Il tremontismo sistemico e bipartisan che sopravviverà alla crisi

Michele Arnese

Il ministro dell'Economia oltre i confini della maggioranza di governo: dal Fondo italiano d'investimento per le pmi al rigorismo in stile Tps sulla riforma fiscale, fino all'housing sociale con le fondazioni bancarie e oltre

    Domenica, in fila per le primarie del centrosinistra a Milano, c'era un economista-manager in stretto contatto con Giulio Tremonti: il suo nome è Marco Vitale e presiede il neonato Fondo italiano d'investimento (Fii) che ieri ha inaugurato la sede in via Turati. Vitale non è mai stato un estimatore del berlusconismo né del primo tremontismo: in molti ricordano ancora, anni fa, gli editoriali puntuti di Vitale sul quotidiano Finanza & Mercati anche verso l'ex, e attuale, ministro dell'Economia. Eppure Tremonti non ha posto veti, anzi, alla nomina di Vitale a presidente di Fii.

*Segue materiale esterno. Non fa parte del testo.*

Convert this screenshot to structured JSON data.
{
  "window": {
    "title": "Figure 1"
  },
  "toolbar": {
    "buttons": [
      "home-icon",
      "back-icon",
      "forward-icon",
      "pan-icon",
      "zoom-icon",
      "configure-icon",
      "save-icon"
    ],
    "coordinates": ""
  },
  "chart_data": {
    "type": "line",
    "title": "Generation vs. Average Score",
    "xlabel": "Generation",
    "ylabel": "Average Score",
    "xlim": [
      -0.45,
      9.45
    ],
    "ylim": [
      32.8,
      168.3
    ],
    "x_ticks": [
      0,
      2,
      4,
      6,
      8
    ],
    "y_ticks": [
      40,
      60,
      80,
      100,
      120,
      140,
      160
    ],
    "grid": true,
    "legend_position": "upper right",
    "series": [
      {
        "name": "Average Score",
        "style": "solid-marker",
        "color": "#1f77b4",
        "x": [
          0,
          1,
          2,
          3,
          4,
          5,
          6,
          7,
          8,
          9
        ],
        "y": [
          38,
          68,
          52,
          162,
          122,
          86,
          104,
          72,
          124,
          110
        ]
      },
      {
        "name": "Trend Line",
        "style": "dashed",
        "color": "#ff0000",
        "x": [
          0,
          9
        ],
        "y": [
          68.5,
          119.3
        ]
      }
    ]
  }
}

    Il Fondo per le piccole e medie imprese, lodato da Emma Marcegaglia, è un emblema del sistema concertativo e nella sostanza apartisan avviato dall'Economia. Il Tesoro non guarda più alle relazioni sindacali come strumento principe di politica economica ma ha scelto anche in funzione anti crisi una rete di sostegno pubblico-privato alle imprese: un mezzo extrabilancio pubblico da affiancare al rigorismo nei conti statali alla Tommaso Padoa-Schioppa. Il Fondo ha una dotazione iniziale di 1,2 miliardi di euro e interverrà a irrobustire patrimonialmente le pmi. Basta scorrere i nomi dei soci e delle personalità coinvolte per comprendere la strategia tremontiana che non trova, di fatto, opposizioni neppure nel Pd: gli azionisti di Fii, oltre al Tesoro, sono l'associazione bancaria e Confindustria (rappresentata dal piemontese Gianfranco Carbonato), poi ci sono i quattro sponsor iniziali (Intesa Sanpaolo, Unicredit, Monte dei Paschi di Siena e Cassa depositi e prestiti); a questi si sono aggiunte sei banche popolari. L'advisor del comitato guida del Fondo è l'avvocato Gregorio Gitti, genero del presidente di Intesa, Giovanni Bazoli. A rappresentare il Tesoro nel cda di Fii è un dirigente generale del Mef, Andrea Montanino, in passato tra i collaboratori più fidati di Tps, e che adesso segue i principali dossier bancari di Tremonti. Ma sono gli uomini provenienti dalle file di Mps a colpire anche gli osservatori di centrosinistra: nel consiglio di Fii spicca non solo il consigliere del Monte, Lorenzo Gorgoni, ma anche l'ad, Gabriele Cappellini, arriva dalla banca presieduta da Giuseppe Mussari, che non lesina elogi alla gestione tremontiana.

    Il filo con Mps e la fondazione senese lega anche Franco Bassanini, presidente della Cassa depositi e prestiti (controllata al 70 per cento dal Tesoro e al 30 per cento dagli enti creditizi). La Cdp sta diventando anche una sorta di fucina di idee per l'Economia, oltre a realizzare operazioni di rilievo economico come l'housing sociale, ovvero il progetto – in cui ha deciso di investire anche le Generali presiedute da Cesare Geronzi – di costruire case popolari nelle maggiori città in collaborazione con le fondazioni bancarie, in primis la Cariplo di Giuseppe Guzzetti.

    Ma le sorprese degli ultimi giorni arrivano dal fisco. Anche in questo caso Tremonti – notano sia nel Pdl che nel Pd – s'è mosso in maniera tutt'altro che partigiana. Alla testa dei quattro gruppi di lavoro che imposteranno le basi della riforma tributaria il ministro ha voluto quattro tecnici: il presidente dell'Istat, Enrico Giovannini, l'economista Mauro Marè e altri due esperti con un passato di politici e consiglieri del centrosinistra. E' il caso sia di Piero Giarda, economista alla Cattolica, in passato sottosegretario al Tesoro nei governi Prodi e D'Alema, sia di Vieri Ceriani, in Banca d'Italia dal 1976 e per otto anni, dal 1993 al 2001, consigliere economico di diversi ministri delle Finanze, tra cui Vincenzo Visco, come lui stesso ha ricordato la scorsa settimana in un seminario organizzato dal dipartimento delle Finanze. Proprio in quel seminario alcuni dei massimi luminari di Scienza delle Finanze, da Antonio Pedone a Ernesto Longobardi, hanno di fatto condiviso le linee essenziali della riforma in cantiere al Mef. Il direttore del dipartimento delle Finanze, Fabrizia Lapecorella, nominata dal Mef, gongolava.